Yesterday an article titled Europe faces Facebook blackout reports that the Commission informed its counterparts in Europe that it will block Meta from sending back data to the USA. Meta has said that would close many of its services including Facebook and Instagram. Clearly the regulators are applying the GDPR in light of the absence of any Privacy Shield agreement between the EU and the USA. Absent any such agreement the data handling obligations in the USA fall far short of the obligations under the GDPR.
The article provides:
Europeans risk seeing social media services Facebook and Instagram shut down this summer, as Ireland’s privacy regulator doubled down on its order to stop the firm’s data flows to the United States.
The Irish Data Protection Commission on Thursday informed its counterparts in Europe that it will block Facebook-owner Meta from sending user data from Europe to the U.S. The Irish regulator’s draft decision cracks down on Meta’s last legal resort to transfer large chunks of data to the U.S., after years of fierce court battles between the U.S. tech giant and European privacy activists.
The European Court of Justice in 2020 annulled an EU-U.S. data flows pact called Privacy Shield because of fears over U.S. surveillance practices. In its ruling, it also made it harder to use another legal tool that Meta and many other U.S. firms use to transfer personal data to the U.S., called standard contractual clauses (SCCs). This week’s decision out of Ireland means Facebook is forced to stop relying on SCCs too.
Meta has repeatedly warned that such a decision would shutter many of its services in Europe, including Facebook and Instagram.
“If a new transatlantic data transfer framework is not adopted and we are unable to continue to rely on SCCs or rely upon other alternative means of data transfers from Europe to the United States, we will likely be unable to offer a number of our most significant products and services, including Facebook and Instagram, in Europe,” Meta said in a filing to the U.S. Securities and Exchange Commission in March this year.
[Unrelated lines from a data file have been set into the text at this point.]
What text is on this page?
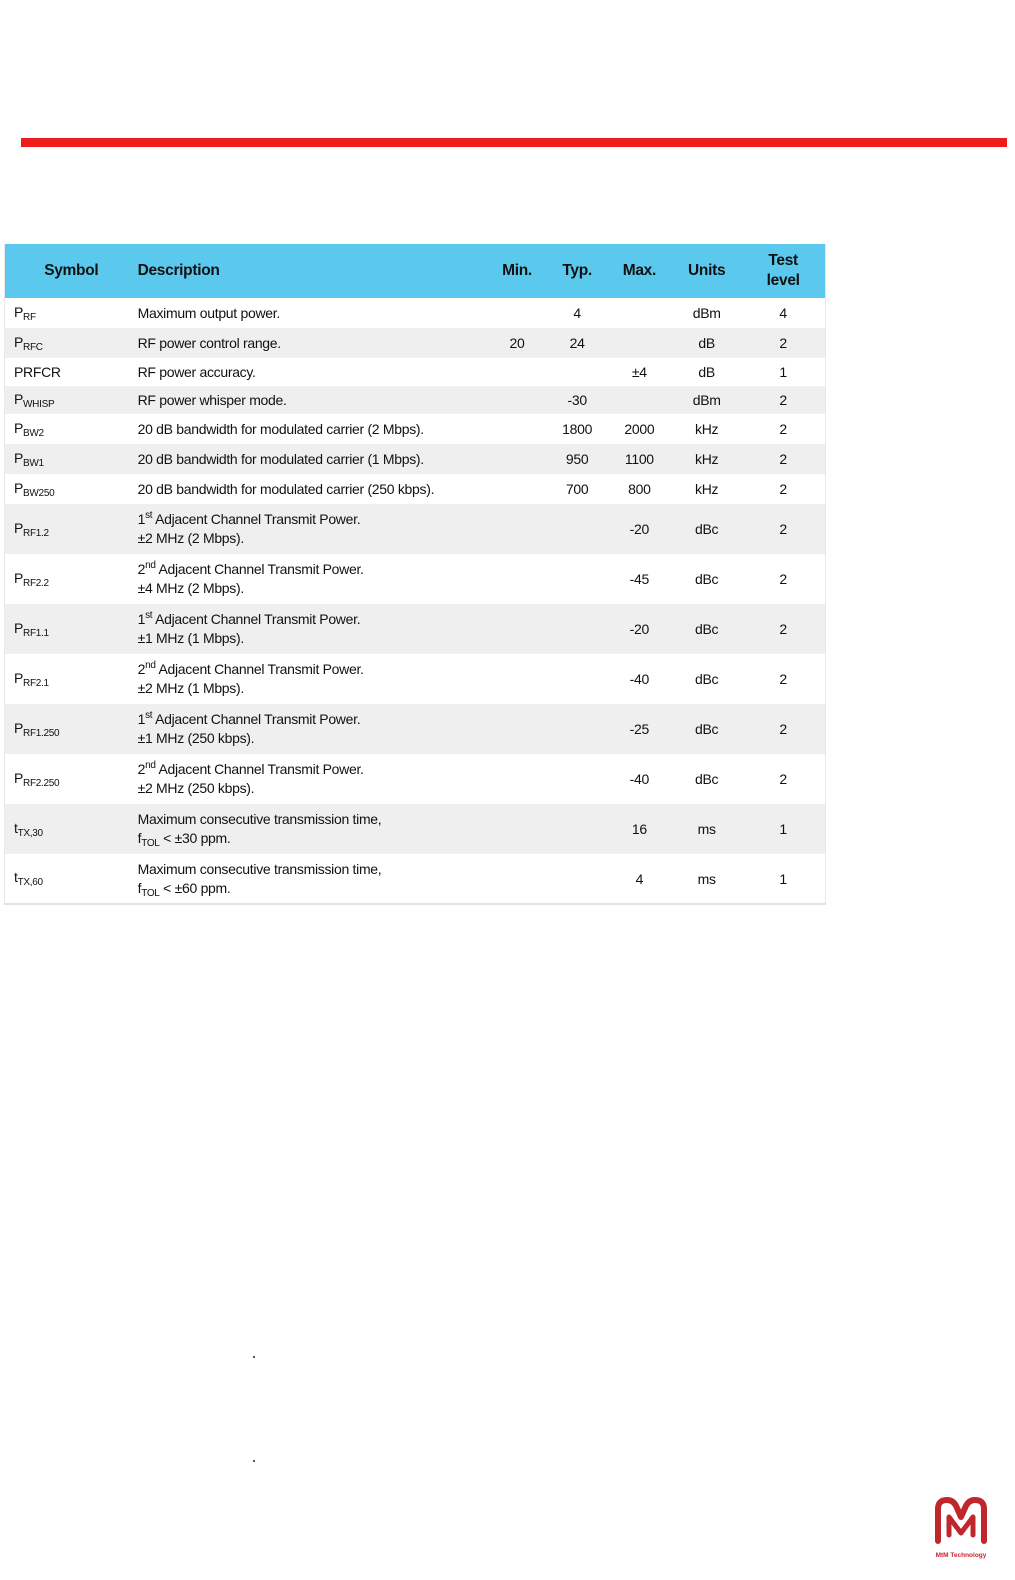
Symbol	Description	Min.	Typ.	Max.	Units	Test
level
$P_{RF}$	Maximum output power.		4		dBm	4
$P_{RFC}$	RF power control range.	20	24		dB	2
PRFCR	RF power accuracy.			±4	dB	1
$P_{WHISP}$	RF power whisper mode.		-30		dBm	2
$P_{BW2}$	20 dB bandwidth for modulated carrier (2 Mbps).		1800	2000	kHz	2
$P_{BW1}$	20 dB bandwidth for modulated carrier (1 Mbps).		950	1100	kHz	2
$P_{BW250}$	20 dB bandwidth for modulated carrier (250 kbps).		700	800	kHz	2
$P_{RF1.2}$	1st Adjacent Channel Transmit Power.
±2 MHz (2 Mbps).			-20	dBc	2
$P_{RF2.2}$	2nd Adjacent Channel Transmit Power.
±4 MHz (2 Mbps).			-45	dBc	2
$P_{RF1.1}$	1st Adjacent Channel Transmit Power.
±1 MHz (1 Mbps).			-20	dBc	2
$P_{RF2.1}$	2nd Adjacent Channel Transmit Power.
±2 MHz (1 Mbps).			-40	dBc	2
$P_{RF1.250}$	1st Adjacent Channel Transmit Power.
±1 MHz (250 kbps).			-25	dBc	2
$P_{RF2.250}$	2nd Adjacent Channel Transmit Power.
±2 MHz (250 kbps).			-40	dBc	2
$t_{TX,30}$	Maximum consecutive transmission time,
$f_{TOL} < \pm 30$ ppm.			16	ms	1
$t_{TX,60}$	Maximum consecutive transmission time,
$f_{TOL} < \pm 60$ ppm.			4	ms	1
MtM Technology
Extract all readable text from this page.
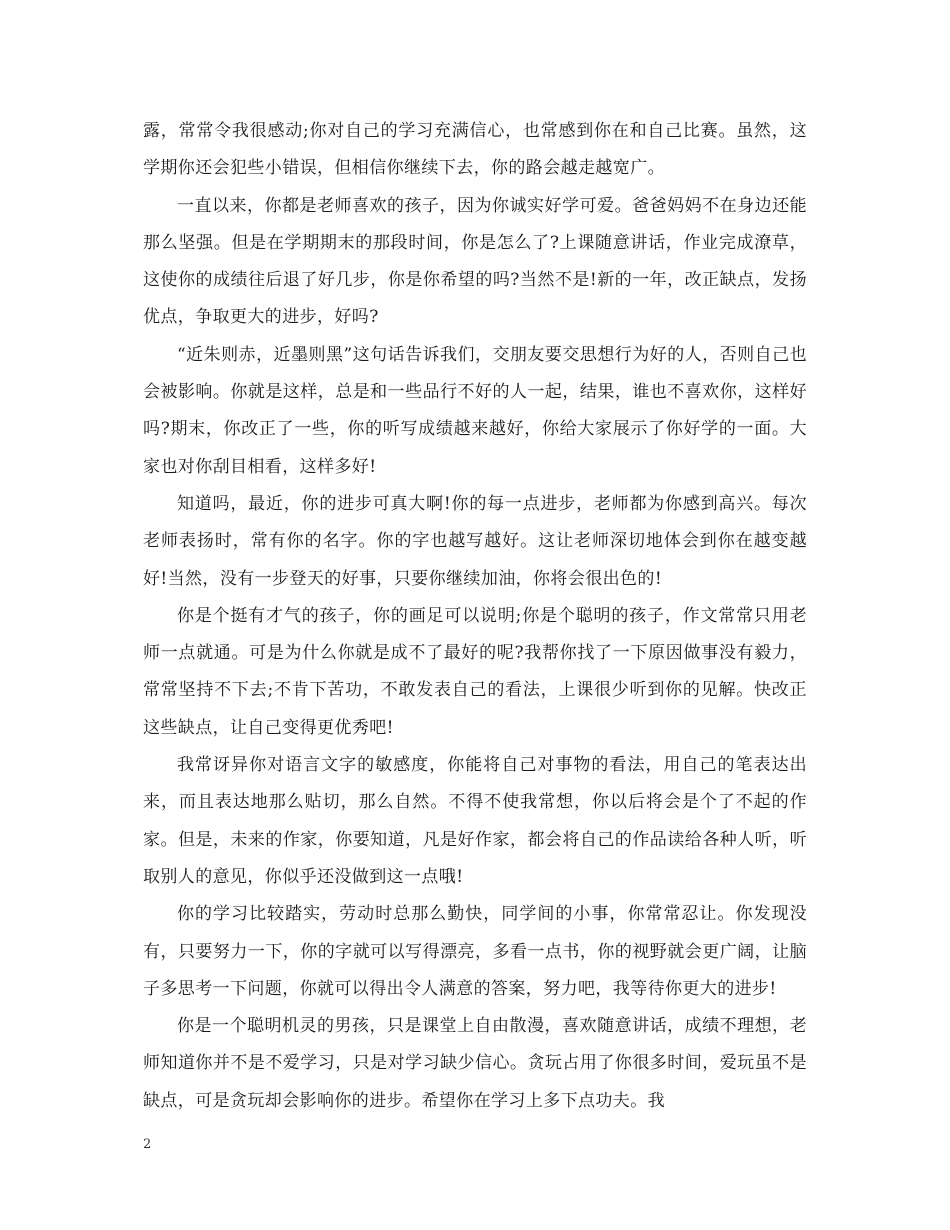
露，常常令我很感动;你对自己的学习充满信心，也常感到你在和自己比赛。虽然，这学期你还会犯些小错误，但相信你继续下去，你的路会越走越宽广。

一直以来，你都是老师喜欢的孩子，因为你诚实好学可爱。爸爸妈妈不在身边还能那么坚强。但是在学期期末的那段时间，你是怎么了?上课随意讲话，作业完成潦草，这使你的成绩往后退了好几步，你是你希望的吗?当然不是!新的一年，改正缺点，发扬优点，争取更大的进步，好吗?

“近朱则赤，近墨则黑”这句话告诉我们，交朋友要交思想行为好的人，否则自己也会被影响。你就是这样，总是和一些品行不好的人一起，结果，谁也不喜欢你，这样好吗?期末，你改正了一些，你的听写成绩越来越好，你给大家展示了你好学的一面。大家也对你刮目相看，这样多好!

知道吗，最近，你的进步可真大啊!你的每一点进步，老师都为你感到高兴。每次老师表扬时，常有你的名字。你的字也越写越好。这让老师深切地体会到你在越变越好!当然，没有一步登天的好事，只要你继续加油，你将会很出色的!

你是个挺有才气的孩子，你的画足可以说明;你是个聪明的孩子，作文常常只用老师一点就通。可是为什么你就是成不了最好的呢?我帮你找了一下原因做事没有毅力，常常坚持不下去;不肯下苦功，不敢发表自己的看法，上课很少听到你的见解。快改正这些缺点，让自己变得更优秀吧!

我常讶异你对语言文字的敏感度，你能将自己对事物的看法，用自己的笔表达出来，而且表达地那么贴切，那么自然。不得不使我常想，你以后将会是个了不起的作家。但是，未来的作家，你要知道，凡是好作家，都会将自己的作品读给各种人听，听取别人的意见，你似乎还没做到这一点哦!

你的学习比较踏实，劳动时总那么勤快，同学间的小事，你常常忍让。你发现没有，只要努力一下，你的字就可以写得漂亮，多看一点书，你的视野就会更广阔，让脑子多思考一下问题，你就可以得出令人满意的答案，努力吧，我等待你更大的进步!

你是一个聪明机灵的男孩，只是课堂上自由散漫，喜欢随意讲话，成绩不理想，老师知道你并不是不爱学习，只是对学习缺少信心。贪玩占用了你很多时间，爱玩虽不是缺点，可是贪玩却会影响你的进步。希望你在学习上多下点功夫。我

2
The Irish blocking order, if confirmed by the group of European national data protection regulators, is likely to send a chill through the wider business community too, which has been scratching its head about how to continue sending data from Europe to the U.S. following the EU’s top court ruling in 2020.
The EU and U.S. are in the midst of negotiating a new data-transfer text that would allow companies like Meta to continue to ship data across the Atlantic irrespective of the Irish order. Brussels and Washington in March agreed to a preliminary deal at the political level, but negotiations on the legal fine print have stalled and a final deal is unlikely to be reached before the end of the year.
A spokesperson for the Irish DPC confirmed that the draft decision had been sent to other European privacy regulators, who now have a month to give their input, but wouldn’t discuss details of the decision.
“This draft decision, which is subject to review by European Data Protection Authorities, relates to a conflict of EU and U.S. law which is in the process of being resolved,” a Meta spokesperson said. “We welcome the EU-U.S. agreement for a new legal framework that will allow the continued transfer of data across borders, and we expect this framework will allow us to keep families, communities and economies connected.”